How could I freak out on him like that?

The cab starts moving again, and I lose count of the seconds. My building finally comes into view, its familiar brick façade reaching out to wrap me in a blanket of comfort.

The cab stops outside my building. I pay the driver, adding a generous tip because my hands are shaking too badly to count properly. I step out onto the sidewalk. The night air hits my skin, cool against the fever that's burning through me. My legs feel disconnected from my body as they move on pure instinct toward the building's entrance.

The halls are empty. Thank God. No one to see the mascara and the frightened, frail woman rushing to the stairs.

As I walk up three flights alone, I let the jagged pieces I've been holding finally slip.

My legs wobble and I lean heavily against the railing. Sobs tear through me with such force my ribs ache. The tears come hot and fast, blurring my vision.

"Stupid, stupid, stupid," I whisper to myself.

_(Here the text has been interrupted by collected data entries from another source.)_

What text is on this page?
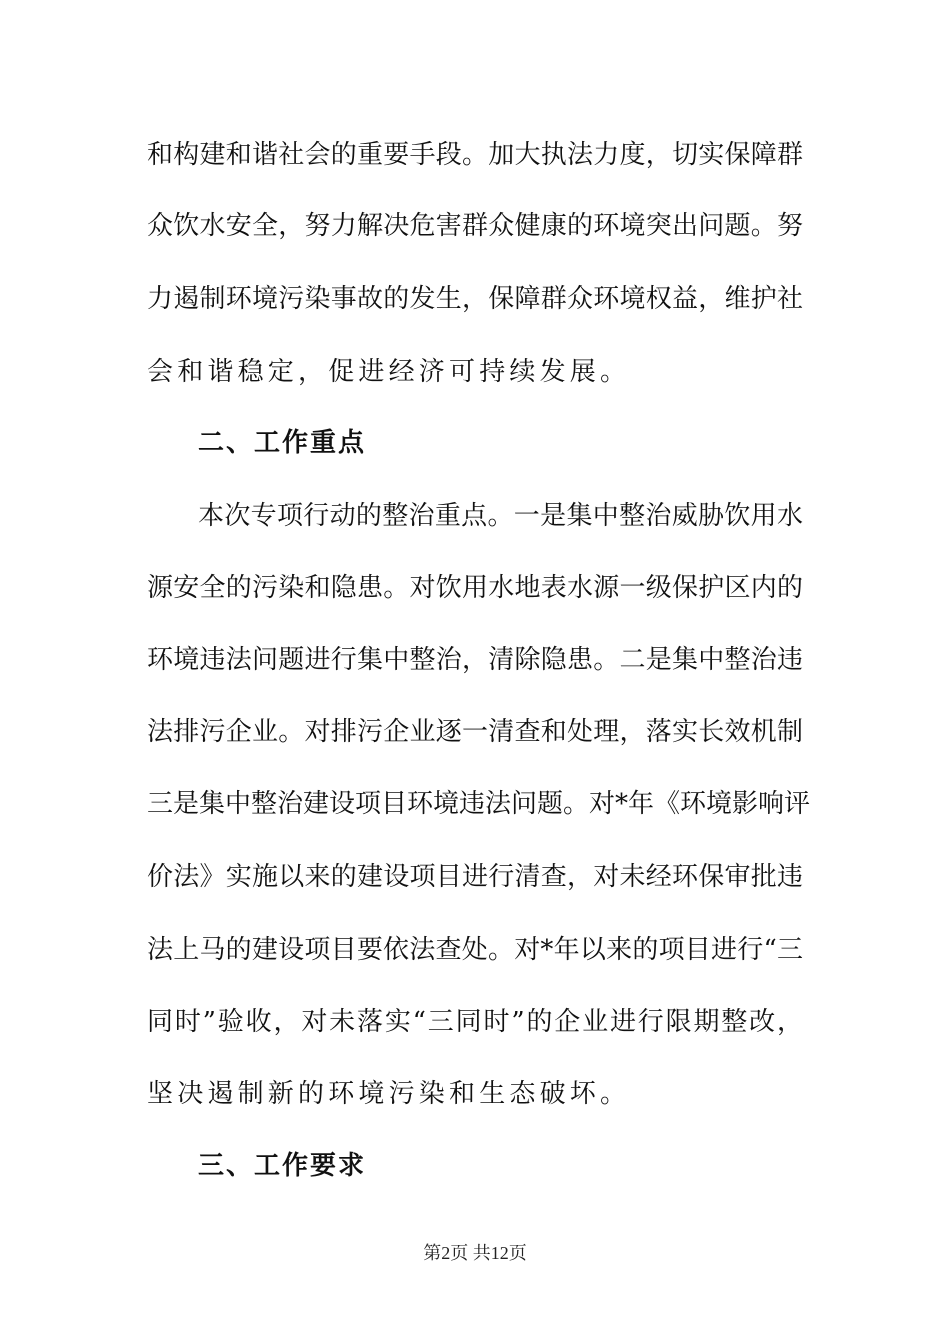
和构建和谐社会的重要手段。加大执法力度，切实保障群
众饮水安全，努力解决危害群众健康的环境突出问题。努
力遏制环境污染事故的发生，保障群众环境权益，维护社
会和谐稳定，促进经济可持续发展。
二、工作重点
本次专项行动的整治重点。一是集中整治威胁饮用水
源安全的污染和隐患。对饮用水地表水源一级保护区内的
环境违法问题进行集中整治，清除隐患。二是集中整治违
法排污企业。对排污企业逐一清查和处理，落实长效机制
三是集中整治建设项目环境违法问题。对*年《环境影响评
价法》实施以来的建设项目进行清查，对未经环保审批违
法上马的建设项目要依法查处。对*年以来的项目进行“三
同时”验收，对未落实“三同时”的企业进行限期整改，
坚决遏制新的环境污染和生态破坏。
三、工作要求
第2页 共12页
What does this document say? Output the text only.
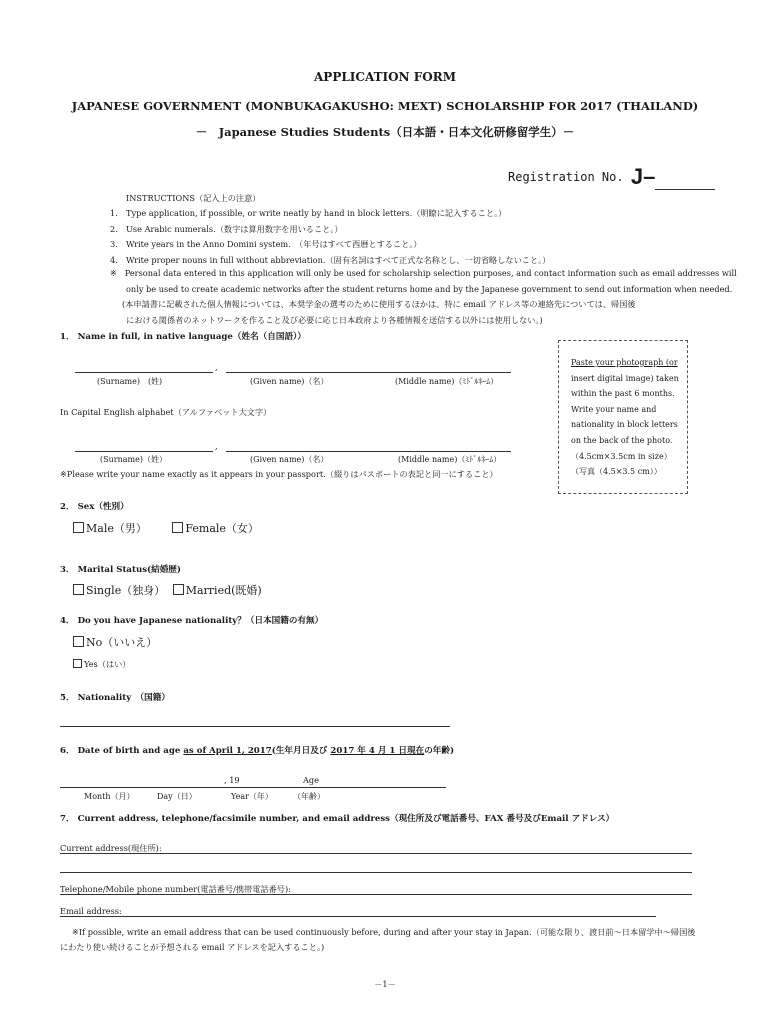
APPLICATION FORM
JAPANESE GOVERNMENT (MONBUKAGAKUSHO: MEXT) SCHOLARSHIP FOR 2017 (THAILAND)
－　Japanese Studies Students（日本語・日本文化研修留学生）－
Registration No. J–
INSTRUCTIONS（記入上の注意）
1． Type application, if possible, or write neatly by hand in block letters.（明瞭に記入すること。）
2． Use Arabic numerals.（数字は算用数字を用いること。）
3． Write years in the Anno Domini system.　（年号はすべて西暦とすること。）
4． Write proper nouns in full without abbreviation.（固有名詞はすべて正式な名称とし、一切省略しないこと。）
※ Personal data entered in this application will only be used for scholarship selection purposes, and contact information such as email addresses will
only be used to create academic networks after the student returns home and by the Japanese government to send out information when needed.
(本申請書に記載された個人情報については、本奨学金の選考のために使用するほかは、特に email アドレス等の連絡先については、帰国後
における関係者のネットワークを作ること及び必要に応じ日本政府より各種情報を送信する以外には使用しない。)
1． Name in full, in native language（姓名（自国語））
,
(Surname)　(姓)	(Given name)（名）	(Middle name)（ﾐﾄﾞﾙﾈｰﾑ）
In Capital English alphabet（アルファベット大文字）
,
(Surname)（姓）	(Given name)（名）	(Middle name)（ﾐﾄﾞﾙﾈｰﾑ）
※Please write your name exactly as it appears in your passport.（綴りはパスポートの表記と同一にすること）
Paste your photograph (or
insert digital image) taken
within the past 6 months.
Write your name and
nationality in block letters
on the back of the photo.
（4.5cm×3.5cm in size）
（写真（4.5×3.5 cm））
2． Sex（性別）
Male（男）	Female（女）
3． Marital Status(結婚歴)
Single（独身） Married(既婚)
4． Do you have Japanese nationality？（日本国籍の有無）
No（いいえ）
Yes（はい）
5． Nationality　（国籍）
6． Date of birth and age as of April 1, 2017(生年月日及び 2017 年 4 月 1 日現在の年齢)
, 19	Age
Month（月）	Day（日）	Year（年）	（年齢）
7． Current address, telephone/facsimile number, and email address（現住所及び電話番号、FAX 番号及びEmail アドレス）
Current address(現住所):
Telephone/Mobile phone number(電話番号/携帯電話番号):
Email address:
※If possible, write an email address that can be used continuously before, during and after your stay in Japan.（可能な限り、渡日前～日本留学中～帰国後
にわたり使い続けることが予想される email アドレスを記入すること。)
－1－
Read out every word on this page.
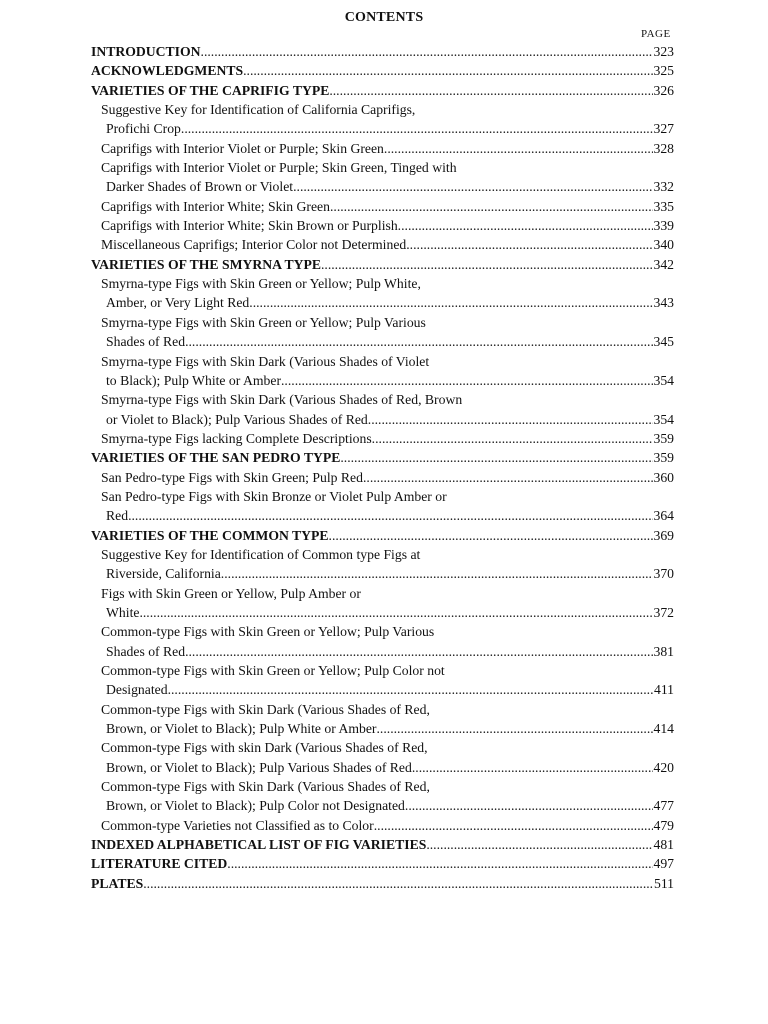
CONTENTS
PAGE
INTRODUCTION .....	323
ACKNOWLEDGMENTS .....	325
VARIETIES OF THE CAPRIFIG TYPE .....	326
Suggestive Key for Identification of California Caprifigs,
Profichi Crop .....	327
Caprifigs with Interior Violet or Purple; Skin Green .....	328
Caprifigs with Interior Violet or Purple; Skin Green, Tinged with
Darker Shades of Brown or Violet .....	332
Caprifigs with Interior White; Skin Green .....	335
Caprifigs with Interior White; Skin Brown or Purplish .....	339
Miscellaneous Caprifigs; Interior Color not Determined .....	340
VARIETIES OF THE SMYRNA TYPE .....	342
Smyrna-type Figs with Skin Green or Yellow; Pulp White,
Amber, or Very Light Red .....	343
Smyrna-type Figs with Skin Green or Yellow; Pulp Various
Shades of Red .....	345
Smyrna-type Figs with Skin Dark (Various Shades of Violet
to Black); Pulp White or Amber .....	354
Smyrna-type Figs with Skin Dark (Various Shades of Red, Brown
or Violet to Black); Pulp Various Shades of Red .....	354
Smyrna-type Figs lacking Complete Descriptions .....	359
VARIETIES OF THE SAN PEDRO TYPE .....	359
San Pedro-type Figs with Skin Green; Pulp Red .....	360
San Pedro-type Figs with Skin Bronze or Violet Pulp Amber or
Red .....	364
VARIETIES OF THE COMMON TYPE .....	369
Suggestive Key for Identification of Common type Figs at
Riverside, California .....	370
Figs with Skin Green or Yellow, Pulp Amber or
White .....	372
Common-type Figs with Skin Green or Yellow; Pulp Various
Shades of Red .....	381
Common-type Figs with Skin Green or Yellow; Pulp Color not
Designated .....	411
Common-type Figs with Skin Dark (Various Shades of Red,
Brown, or Violet to Black); Pulp White or Amber .....	414
Common-type Figs with skin Dark (Various Shades of Red,
Brown, or Violet to Black); Pulp Various Shades of Red .....	420
Common-type Figs with Skin Dark (Various Shades of Red,
Brown, or Violet to Black); Pulp Color not Designated .....	477
Common-type Varieties not Classified as to Color .....	479
INDEXED ALPHABETICAL LIST OF FIG VARIETIES .....	481
LITERATURE CITED .....	497
PLATES .....	511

How could this night have gone so wrong? It was supposed to be simple: dinner with Marcus, a first step back into a normal life, then back home. Simple. With Sean and Mike watching over me, I thought I could handle wearing a sexy dress and being close to a man. Wrong.

When I reach the third floor, I straighten and wipe furiously at my cheeks. After dragging myself to my apartment and going through the process of unlocking everything, I dart inside.

The apartment is quiet and dimly lit by the lamp I left on, and I'm hit by the blended, sweet scent from my garden of opencandles on the coffee table. Everything is familiar. Secure. This is Londyn the Bookkeeper's home. My breath comes easier as I kick off my heels and feel the cool touch of the worn floorboards beneath my feet. I walk to my bedroom.

I should call Raven and let her know I'm okay. She could talk me down from this ledge of panic I'm teetering on.

But I need some time to just sit by myself and work through what happened.

The date had started perfectly fine. Boring, actually. Marcus was, well, different in person. Online and through text, he was thoughtful, asked questions, and seemed genuinely interested in me. In person, his cologne was overpowering, his smile was too forced, and he talked about himself almost exclusively. I learned all about his job in finance, his CrossFit addiction, and his recent trip to Bali.

I barely registered half of it because I kept finding myself distracted by Sean.

He was sitting at the bar, pretending he wasn't watching us. I kept tracing the defined V of his torso in that simple black shirt he was wearing. I could even see the very slight outline of his gun holster. And I liked the casual way his boots rested on the stool's metal bar. He was effortlessly in control of everything around him. When he occasionally lifted a hand to push it through his hair…Hottie, I kept thinking.

The booth was also on my mind. Everyone else I've known in my life, except Raven, has been great at dismissing me. Man, woman, it doesn't matter. I say I don't like something—a concert, an uncomfortable chair, a job—and the response is a list of reasons why my thoughts and feelings are wrong.

"You don't like this band? You just have to get into it. Have a few drinks and loosen up!"

"What's wrong with that chair? It's a nice chair. Don't be silly."

"Just be lucky you have a job. If you're unhappy and miserable, well, find a hobby."

But I tell Sean I have anxiety because the table I want is taken—which I know, rationally, isn't a major deal—and he doesn't question me or pass judgment. Just fixes it. He launched into action like my weird, anxious request was perfectly reasonable and worthy of immediate attention.

The warmth that had spread through me when I realized what he'd done was unexpected. It's the kindest thing a man has ever done for me.

It was easier to think about Sean all evening than engage with Marcus. Easier to wonder if Sean was enjoying his meal, if he was comfortable at the bar, if he was bored. I caught myself smiling at thoughts of him instead of whatever Marcus was saying about his investment portfolio.

When dessert finally came, I was counting the minutes until I could go home and read for book club. The entire experience felt exhausting, like being on an audition that wasn't going well yet you still have to finish the scene. Marcus was handsy. A touch to my arm here, a brush against my leg there. Nothing super inappropriate, just… constant. He kept testing the boundaries.

When we left the restaurant, he was so insistent about walking me home. I agreed to let him only so I might get rid of him faster. On the way, he kept inching closer and closer. I kept shifting away, creating distance that he immediately tried to close again.

Leading him to the wrong building was improvisation. It was a split-second decision that came from not wanting to be rude yet desperate to end the evening. Actresses learn to think on their feet.

Then we were in the building. Near the stairs. His arm trapped me against the wall.

"Had a great time tonight," he'd said, voice dropping an octave, eyes fixed on my mouth. "I think we have real chemistry."

We didn't. We absolutely didn't. But before I could say anything, his hand was on my waist, pulling me toward him. His cologne suffocated me as he leaned in. I pushed against his chest and I explicitly said "no!" but he didn't stop.

And then, a blur of motion and a storm of memories. The Director was suddenly there, his face twisted in anger. TheDirector grabbed Marcus, slamming him against the wall, hurting him. The Director turned to me next.

Except it wasn't The Director. It was Sean.